Chapel Hill weighs anti-fracking stance
Posted March 23, 2012
Chapel Hill, N.C. — One day before state regulators hold a public hearing in Chapel Hill on natural gas exploration in central North Carolina, the Chapel Hill Town Council plans to discuss Monday taking a stance against a controversial drilling method.
The council is expected to vote on a resolution opposing hydraulic fracturing in the region because of risks posed to Jordan Lake.
The process, also known as "fracking," involves drilling horizontally into underground deposits of shale and then pumping a high-pressure mix of water and chemicals into a well to break apart the rock and release natural gas.
The draft resolution notes that Jordan Lake serves as an "insurance policy" for area water needs during droughts and that fracking, which requires millions of gallons of water, could exacerbate the water shortages the region has seen in recent years during prolonged dry spells.
The resolution also notes that there are no viable options to dispose of the wastewater produced by fracking and that area treatment plants aren't equipped to handle it.

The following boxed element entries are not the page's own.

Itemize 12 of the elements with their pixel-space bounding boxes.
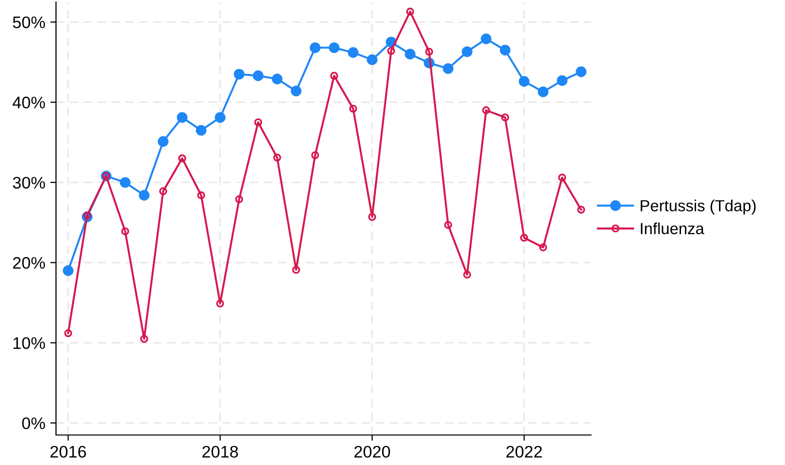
legend-label: Pertussis (Tdap) [640, 200, 756, 215]
legend-label: Influenza [640, 222, 704, 234]
x-tick-label: 2022 [506, 446, 542, 458]
y-tick-label: 30% [12, 176, 45, 189]
y-tick-label: 40% [12, 96, 45, 108]
y-tick-label: 20% [13, 257, 45, 269]
x-tick-label: 2016 [50, 446, 86, 458]
y-tick-label: 50% [12, 16, 45, 28]
x-tick-label: 2018 [202, 446, 238, 458]
x-tick-label: 2020 [354, 446, 390, 458]
y-tick-label: 0% [22, 417, 45, 430]
y-tick-label: 10% [13, 337, 45, 349]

Other area towns, including Creedmoor, have gone beyond resolutions in recent months and adopted ordinances in an effort to keep out gas wells.
The state Department of Environment and Natural Resources issued a draft report last week saying that regulators believe fracking can be done safely in North Carolina if proper safeguards are put in place first. Those include collecting baseline data for water and air quality, setting setback requirements around drill sites and standards for waste disposal and requiring full disclosure of the chemicals used in the fracking process.
DENR is expected to hand its final report over to state lawmakers in May. Agency officials plan to hear from area residents Tuesday night in Chapel Hill.